Calculateur du nombre de Rayleigh

Rédigé par Thierno Sadou Diallo, formule vérifiée selon notre méthodologie • Mis à jour le 22/08/2026

Le nombre de Rayleigh se calcule simplement avec Ra = Gr × Pr, le produit du nombre de Grashof et du nombre de Prandtl. Pour de l'air en convection naturelle avec Gr=1 000 000 et Pr=0,71, le nombre de Rayleigh vaut 710 000.

Explication

Le nombre de Rayleigh combine deux nombres adimensionnels déjà présents sur ce site pour caractériser un régime de convection naturelle dans son ensemble : notre calculateur du nombre de Grashof, qui compare les forces de flottabilité (dues aux différences de densité provoquées par des écarts de température) aux forces visqueuses qui s'y opposent, et notre calculateur du nombre de Prandtl, qui compare la diffusivité de quantité de mouvement à la diffusivité thermique du fluide. Leur produit, le nombre de Rayleigh, détermine directement si un écoulement de convection naturelle reste laminaire (des mouvements de fluide organisés et prévisibles) ou devient turbulent (des tourbillons chaotiques qui améliorent le mélange mais compliquent la prédiction précise du transfert de chaleur) : pour la convection naturelle entre deux plaques horizontales, par exemple, la transition se produit généralement autour d'un nombre de Rayleigh critique de l'ordre de 1700 (l'instabilité de Rayleigh-Bénard), un seuil classique de la mécanique des fluides. Ce nombre est central dans l'étude des mouvements de convection dans l'atmosphère et les océans, la conception de systèmes de refroidissement passif (sans ventilateur, reposant uniquement sur la convection naturelle de l'air chaud), et la modélisation des mouvements de convection du manteau terrestre en géophysique.
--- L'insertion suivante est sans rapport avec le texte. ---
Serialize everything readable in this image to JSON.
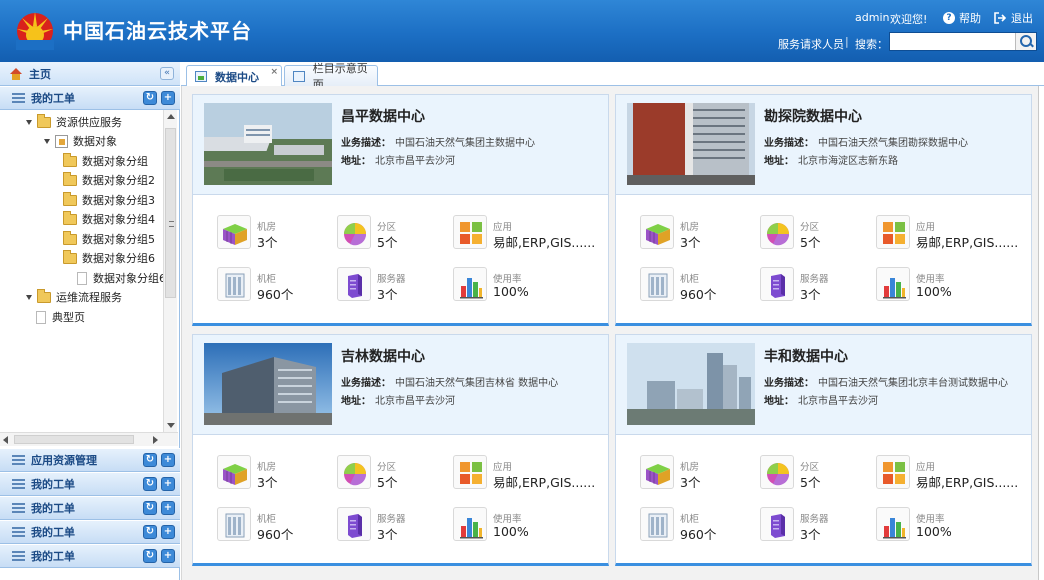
{
  "header": {
    "app_title": "中国石油云技术平台",
    "user_name": "admin",
    "welcome": "欢迎您!",
    "help": "帮助",
    "logout": "退出",
    "role": "服务请求人员",
    "separator": "|",
    "search_label": "搜索：",
    "search_value": "",
    "search_placeholder": ""
  },
  "sidebar": {
    "home": "主页",
    "collapse_glyph": "«",
    "my_ticket": "我的工单",
    "tree": [
      {
        "label": "资源供应服务",
        "level": 1
      },
      {
        "label": "数据对象",
        "level": 2
      },
      {
        "label": "数据对象分组",
        "level": 3
      },
      {
        "label": "数据对象分组2",
        "level": 3
      },
      {
        "label": "数据对象分组3",
        "level": 3
      },
      {
        "label": "数据对象分组4",
        "level": 3
      },
      {
        "label": "数据对象分组5",
        "level": 3
      },
      {
        "label": "数据对象分组6",
        "level": 3
      },
      {
        "label": "数据对象分组6",
        "level": 4
      },
      {
        "label": "运维流程服务",
        "level": 1
      },
      {
        "label": "典型页",
        "level": 1
      }
    ],
    "bottom_bars": [
      "应用资源管理",
      "我的工单",
      "我的工单",
      "我的工单",
      "我的工单"
    ],
    "refresh_glyph": "↻",
    "add_glyph": "+"
  },
  "tabs": [
    {
      "label": "数据中心",
      "close": "×"
    },
    {
      "label": "栏目示意页面"
    }
  ],
  "labels": {
    "desc": "业务描述：",
    "addr": "地址：",
    "room": "机房",
    "partition": "分区",
    "app": "应用",
    "cabinet": "机柜",
    "server": "服务器",
    "usage": "使用率"
  },
  "cards": [
    {
      "name": "昌平数据中心",
      "desc": "中国石油天然气集团主数据中心",
      "addr": "北京市昌平去沙河",
      "room": "3个",
      "partition": "5个",
      "app": "易邮,ERP,GIS......",
      "cabinet": "960个",
      "server": "3个",
      "usage": "100%"
    },
    {
      "name": "勘探院数据中心",
      "desc": "中国石油天然气集团勘探数据中心",
      "addr": "北京市海淀区志新东路",
      "room": "3个",
      "partition": "5个",
      "app": "易邮,ERP,GIS......",
      "cabinet": "960个",
      "server": "3个",
      "usage": "100%"
    },
    {
      "name": "吉林数据中心",
      "desc": "中国石油天然气集团吉林省 数据中心",
      "addr": "北京市昌平去沙河",
      "room": "3个",
      "partition": "5个",
      "app": "易邮,ERP,GIS......",
      "cabinet": "960个",
      "server": "3个",
      "usage": "100%"
    },
    {
      "name": "丰和数据中心",
      "desc": "中国石油天然气集团北京丰台测试数据中心",
      "addr": "北京市昌平去沙河",
      "room": "3个",
      "partition": "5个",
      "app": "易邮,ERP,GIS......",
      "cabinet": "960个",
      "server": "3个",
      "usage": "100%"
    }
  ],
  "colors": {
    "header_blue": "#1c6fc4",
    "accent_blue": "#3a8fe0",
    "logo_red": "#d9221c",
    "logo_yellow": "#f6c21a"
  }
}
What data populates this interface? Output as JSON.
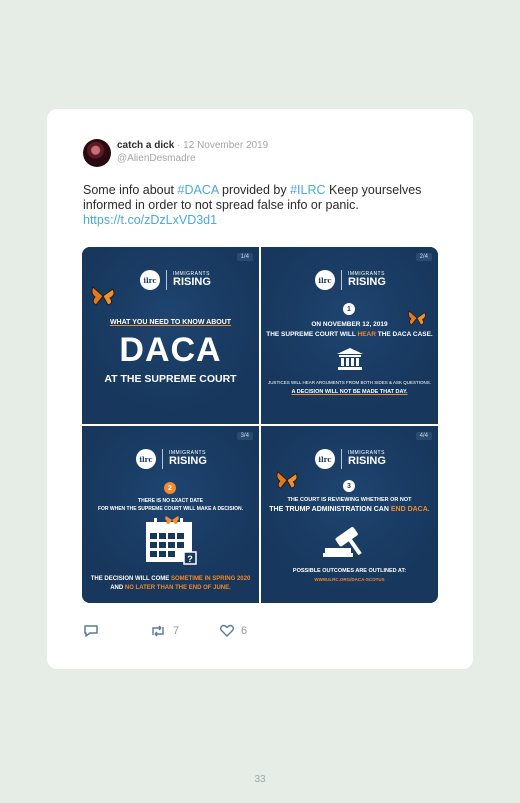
{
  "tweet": {
    "author_name": "catch a dick",
    "separator": "·",
    "date": "12 November 2019",
    "handle": "@AlienDesmadre",
    "text_1": "Some info about ",
    "hashtag_1": "#DACA",
    "text_2": " provided by ",
    "hashtag_2": "#ILRC",
    "text_3": " Keep yourselves informed in order to not spread false info or panic. ",
    "link": "https://t.co/zDzLxVD3d1"
  },
  "logo": {
    "circle": "ilrc",
    "line1": "IMMIGRANTS",
    "line2": "RISING"
  },
  "panels": [
    {
      "num": "1/4",
      "heading": "WHAT YOU NEED TO KNOW ABOUT",
      "big": "DACA",
      "sub": "AT THE SUPREME COURT"
    },
    {
      "num": "2/4",
      "badge": "1",
      "line1": "ON NOVEMBER 12, 2019",
      "line2a": "THE SUPREME COURT WILL ",
      "line2b": "HEAR",
      "line2c": " THE DACA CASE.",
      "small1": "JUSTICES WILL HEAR ARGUMENTS FROM BOTH SIDES & ASK QUESTIONS.",
      "small2": "A DECISION WILL NOT BE MADE THAT DAY."
    },
    {
      "num": "3/4",
      "badge": "2",
      "line1": "THERE IS NO EXACT DATE",
      "line2": "FOR WHEN THE SUPREME COURT WILL MAKE A DECISION.",
      "bottom1a": "THE DECISION WILL COME ",
      "bottom1b": "SOMETIME IN SPRING 2020",
      "bottom2a": "AND ",
      "bottom2b": "NO LATER THAN THE END OF JUNE."
    },
    {
      "num": "4/4",
      "badge": "3",
      "line1": "THE COURT IS REVIEWING WHETHER OR NOT",
      "line2a": "THE TRUMP ADMINISTRATION CAN ",
      "line2b": "END DACA.",
      "line3": "POSSIBLE OUTCOMES ARE OUTLINED AT:",
      "url": "WWW.ILRC.ORG/DACA-SCOTUS"
    }
  ],
  "actions": {
    "reply_icon": "reply-icon",
    "retweet_count": "7",
    "like_count": "6"
  },
  "page_number": "33",
  "colors": {
    "panel_bg": "#17375c",
    "accent": "#f08a2c",
    "link": "#4aa9e0"
  }
}
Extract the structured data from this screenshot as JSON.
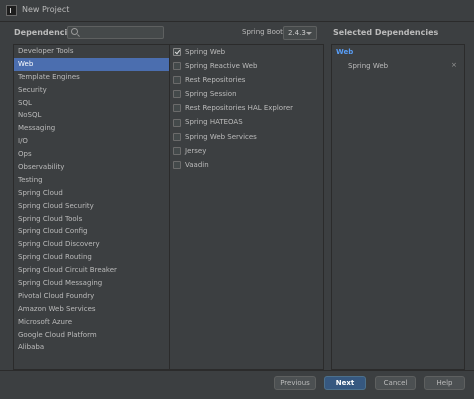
{
  "window": {
    "title": "New Project"
  },
  "header": {
    "dependencies_label": "Dependencies",
    "search_value": "",
    "spring_boot_label": "Spring Boot",
    "spring_boot_version": "2.4.3",
    "selected_title": "Selected Dependencies"
  },
  "categories": [
    {
      "label": "Developer Tools",
      "selected": false
    },
    {
      "label": "Web",
      "selected": true
    },
    {
      "label": "Template Engines",
      "selected": false
    },
    {
      "label": "Security",
      "selected": false
    },
    {
      "label": "SQL",
      "selected": false
    },
    {
      "label": "NoSQL",
      "selected": false
    },
    {
      "label": "Messaging",
      "selected": false
    },
    {
      "label": "I/O",
      "selected": false
    },
    {
      "label": "Ops",
      "selected": false
    },
    {
      "label": "Observability",
      "selected": false
    },
    {
      "label": "Testing",
      "selected": false
    },
    {
      "label": "Spring Cloud",
      "selected": false
    },
    {
      "label": "Spring Cloud Security",
      "selected": false
    },
    {
      "label": "Spring Cloud Tools",
      "selected": false
    },
    {
      "label": "Spring Cloud Config",
      "selected": false
    },
    {
      "label": "Spring Cloud Discovery",
      "selected": false
    },
    {
      "label": "Spring Cloud Routing",
      "selected": false
    },
    {
      "label": "Spring Cloud Circuit Breaker",
      "selected": false
    },
    {
      "label": "Spring Cloud Messaging",
      "selected": false
    },
    {
      "label": "Pivotal Cloud Foundry",
      "selected": false
    },
    {
      "label": "Amazon Web Services",
      "selected": false
    },
    {
      "label": "Microsoft Azure",
      "selected": false
    },
    {
      "label": "Google Cloud Platform",
      "selected": false
    },
    {
      "label": "Alibaba",
      "selected": false
    }
  ],
  "dependencies": [
    {
      "label": "Spring Web",
      "checked": true
    },
    {
      "label": "Spring Reactive Web",
      "checked": false
    },
    {
      "label": "Rest Repositories",
      "checked": false
    },
    {
      "label": "Spring Session",
      "checked": false
    },
    {
      "label": "Rest Repositories HAL Explorer",
      "checked": false
    },
    {
      "label": "Spring HATEOAS",
      "checked": false
    },
    {
      "label": "Spring Web Services",
      "checked": false
    },
    {
      "label": "Jersey",
      "checked": false
    },
    {
      "label": "Vaadin",
      "checked": false
    }
  ],
  "selected": {
    "group": "Web",
    "items": [
      {
        "label": "Spring Web",
        "remove": "×"
      }
    ]
  },
  "buttons": {
    "previous": "Previous",
    "next": "Next",
    "cancel": "Cancel",
    "help": "Help"
  },
  "colors": {
    "background": "#3c3f41",
    "selection": "#4b6eaf",
    "primary_button": "#365880",
    "group_text": "#589df6"
  },
  "icons": {
    "app": "intellij-idea-icon",
    "search": "search-icon",
    "dropdown": "chevron-down-icon"
  }
}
Exemple : convection naturelle de l’air

Données d'entrée

Nombre de Grashof : 1 000 000. Nombre de Prandtl : 0,71 (air).

Calcul

Ra = 1 000 000 × 0,71 = 710 000.

Résultat

Ce nombre de Rayleigh de 710 000 caractérise un régime de convection naturelle encore laminaire dans la plupart des configurations usuelles.

Questions fréquentes

Pourquoi combiner deux nombres adimensionnels au lieu d’utiliser directement le nombre de Grashof ?

Le nombre de Grashof seul ne tient pas compte des propriétés thermiques du fluide (à quelle vitesse la chaleur s'y diffuse par rapport à la quantité de mouvement) : deux fluides avec le même nombre de Grashof peuvent avoir un comportement convectif très différent si leurs nombres de Prandtl diffèrent fortement. Le nombre de Rayleigh, en intégrant les deux effets, donne une image plus complète et plus directement prédictive du régime de convection réellement observé.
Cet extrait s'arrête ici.